P2G mengapresiasi Kebijakan PGP Angkatan ke-5 dan 9 yang sudah memberikan afirmasi khusus bagi guru di daerah 3T tapi masih terbatas di 15 kota/kabupaten saja.
*Keempat*, Pemanfaatan teknologi pendidikan. Dalam Education Working Group (EDWG) G-20, Indonesia mengajukan pemanfaatan teknologi dalam pendidikan sebagai jalan keluar krisis dan masa pemulihan setelah Covid-19. Optimisme yang dibangun berbanding terbalik dengan keadaan dalam negeri.
_Learning Loss_ tetap terjadi pada anak di Indonesia meskipun kementerian dan berbagai Perusahaan Teknologi Edukasi (Edtech) dalam negeri bergandengan untuk mensukseskan Pembelajaran Jarak Jauh (PJJ).
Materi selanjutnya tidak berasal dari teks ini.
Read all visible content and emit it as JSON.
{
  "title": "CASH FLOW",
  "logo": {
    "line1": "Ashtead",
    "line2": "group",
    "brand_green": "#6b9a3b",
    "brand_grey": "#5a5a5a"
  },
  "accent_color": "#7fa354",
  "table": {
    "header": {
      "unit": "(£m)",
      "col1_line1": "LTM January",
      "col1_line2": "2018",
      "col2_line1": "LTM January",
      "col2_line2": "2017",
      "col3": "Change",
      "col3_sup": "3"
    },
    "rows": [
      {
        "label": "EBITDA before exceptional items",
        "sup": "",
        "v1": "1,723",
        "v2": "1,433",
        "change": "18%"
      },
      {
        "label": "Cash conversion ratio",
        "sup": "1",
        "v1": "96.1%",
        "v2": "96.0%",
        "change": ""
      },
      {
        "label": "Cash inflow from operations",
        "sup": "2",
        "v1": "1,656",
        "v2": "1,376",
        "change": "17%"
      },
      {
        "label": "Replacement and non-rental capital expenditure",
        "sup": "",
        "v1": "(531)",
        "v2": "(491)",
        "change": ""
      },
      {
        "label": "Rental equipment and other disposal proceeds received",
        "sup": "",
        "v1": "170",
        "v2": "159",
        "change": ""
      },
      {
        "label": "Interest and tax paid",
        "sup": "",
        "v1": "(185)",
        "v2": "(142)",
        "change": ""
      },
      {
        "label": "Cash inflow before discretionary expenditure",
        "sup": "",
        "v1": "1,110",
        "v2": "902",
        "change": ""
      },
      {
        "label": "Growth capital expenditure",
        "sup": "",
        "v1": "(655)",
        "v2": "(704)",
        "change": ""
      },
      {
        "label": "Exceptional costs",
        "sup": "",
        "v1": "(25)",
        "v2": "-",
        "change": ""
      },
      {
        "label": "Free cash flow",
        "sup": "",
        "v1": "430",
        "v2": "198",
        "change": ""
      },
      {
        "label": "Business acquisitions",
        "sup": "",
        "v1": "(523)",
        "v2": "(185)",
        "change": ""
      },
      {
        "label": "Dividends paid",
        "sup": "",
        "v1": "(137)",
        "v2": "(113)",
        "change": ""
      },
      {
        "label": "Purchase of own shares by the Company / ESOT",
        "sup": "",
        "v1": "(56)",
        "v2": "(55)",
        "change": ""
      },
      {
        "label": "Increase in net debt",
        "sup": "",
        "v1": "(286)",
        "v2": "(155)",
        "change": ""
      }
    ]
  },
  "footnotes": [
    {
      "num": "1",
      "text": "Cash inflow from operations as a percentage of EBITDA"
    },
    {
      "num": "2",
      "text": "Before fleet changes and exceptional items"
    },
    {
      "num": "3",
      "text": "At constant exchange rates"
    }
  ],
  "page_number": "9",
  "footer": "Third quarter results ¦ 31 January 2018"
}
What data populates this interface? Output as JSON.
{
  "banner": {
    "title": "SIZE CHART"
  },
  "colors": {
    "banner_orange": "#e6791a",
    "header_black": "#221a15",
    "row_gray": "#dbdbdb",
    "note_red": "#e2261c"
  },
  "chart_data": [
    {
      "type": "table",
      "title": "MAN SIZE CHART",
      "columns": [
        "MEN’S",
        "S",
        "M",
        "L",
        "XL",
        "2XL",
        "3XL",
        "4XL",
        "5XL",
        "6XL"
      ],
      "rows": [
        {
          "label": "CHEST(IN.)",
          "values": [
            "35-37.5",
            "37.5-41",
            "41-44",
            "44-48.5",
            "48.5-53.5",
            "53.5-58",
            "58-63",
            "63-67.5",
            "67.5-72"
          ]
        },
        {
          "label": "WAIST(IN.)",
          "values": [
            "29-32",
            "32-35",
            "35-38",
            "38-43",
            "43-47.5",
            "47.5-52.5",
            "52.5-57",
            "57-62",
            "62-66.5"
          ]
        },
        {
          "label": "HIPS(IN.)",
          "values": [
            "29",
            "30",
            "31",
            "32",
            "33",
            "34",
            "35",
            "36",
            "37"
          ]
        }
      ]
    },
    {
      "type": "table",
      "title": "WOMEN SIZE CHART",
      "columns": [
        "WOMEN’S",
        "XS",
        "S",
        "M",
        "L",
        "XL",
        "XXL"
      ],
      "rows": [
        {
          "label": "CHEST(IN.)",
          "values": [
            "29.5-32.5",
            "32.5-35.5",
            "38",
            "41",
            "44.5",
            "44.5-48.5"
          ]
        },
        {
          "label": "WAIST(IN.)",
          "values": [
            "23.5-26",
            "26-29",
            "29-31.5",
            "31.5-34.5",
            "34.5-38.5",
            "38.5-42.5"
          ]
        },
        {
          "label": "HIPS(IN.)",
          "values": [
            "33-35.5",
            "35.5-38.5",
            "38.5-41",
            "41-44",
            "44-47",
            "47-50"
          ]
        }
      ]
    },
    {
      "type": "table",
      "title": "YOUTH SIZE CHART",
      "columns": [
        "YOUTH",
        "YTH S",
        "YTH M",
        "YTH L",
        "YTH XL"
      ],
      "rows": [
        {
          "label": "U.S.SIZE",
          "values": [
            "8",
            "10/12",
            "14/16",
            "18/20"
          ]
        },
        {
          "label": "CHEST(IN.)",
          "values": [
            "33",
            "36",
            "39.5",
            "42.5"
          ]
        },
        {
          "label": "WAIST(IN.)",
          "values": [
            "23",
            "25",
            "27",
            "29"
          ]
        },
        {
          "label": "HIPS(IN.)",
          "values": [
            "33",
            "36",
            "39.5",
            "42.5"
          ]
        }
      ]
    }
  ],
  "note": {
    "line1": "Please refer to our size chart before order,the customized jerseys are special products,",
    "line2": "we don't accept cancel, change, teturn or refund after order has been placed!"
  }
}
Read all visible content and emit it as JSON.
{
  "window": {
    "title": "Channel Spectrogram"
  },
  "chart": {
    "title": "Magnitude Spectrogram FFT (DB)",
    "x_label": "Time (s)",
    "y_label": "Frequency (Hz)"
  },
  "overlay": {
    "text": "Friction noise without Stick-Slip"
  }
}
Menurut Kepala Bidang Advokasi Guru P2G, Iman Zanatul Haeri, bukannya mengembalikan pembelajaran yang hilang, data anak kita malah ditambang oleh Edtech.
“Human Right Watch (HRW) mencatat bahwa 164 Edtech di dunia melanggar privasi anak, termasuk di Indonesia. Selama pandemik Edtech justru melakukan praktik menambang data anak,” ungkap guru SMA ini.
Di sisi lain, guru menghadapi kesenjangan digital, surplus pelatihan, kelebihan beban administrasi yang dituntut oleh aplikasi dari kementerian serta tuntutan untuk membuat konten digital.
“Penambangan data juga terjadi pada guru. Beragam pelatihan digital serta kurikulum merdeka justru diinisiasi Edtech yang merasa lebih memahami kurikulum merdeka,” lanjut Iman.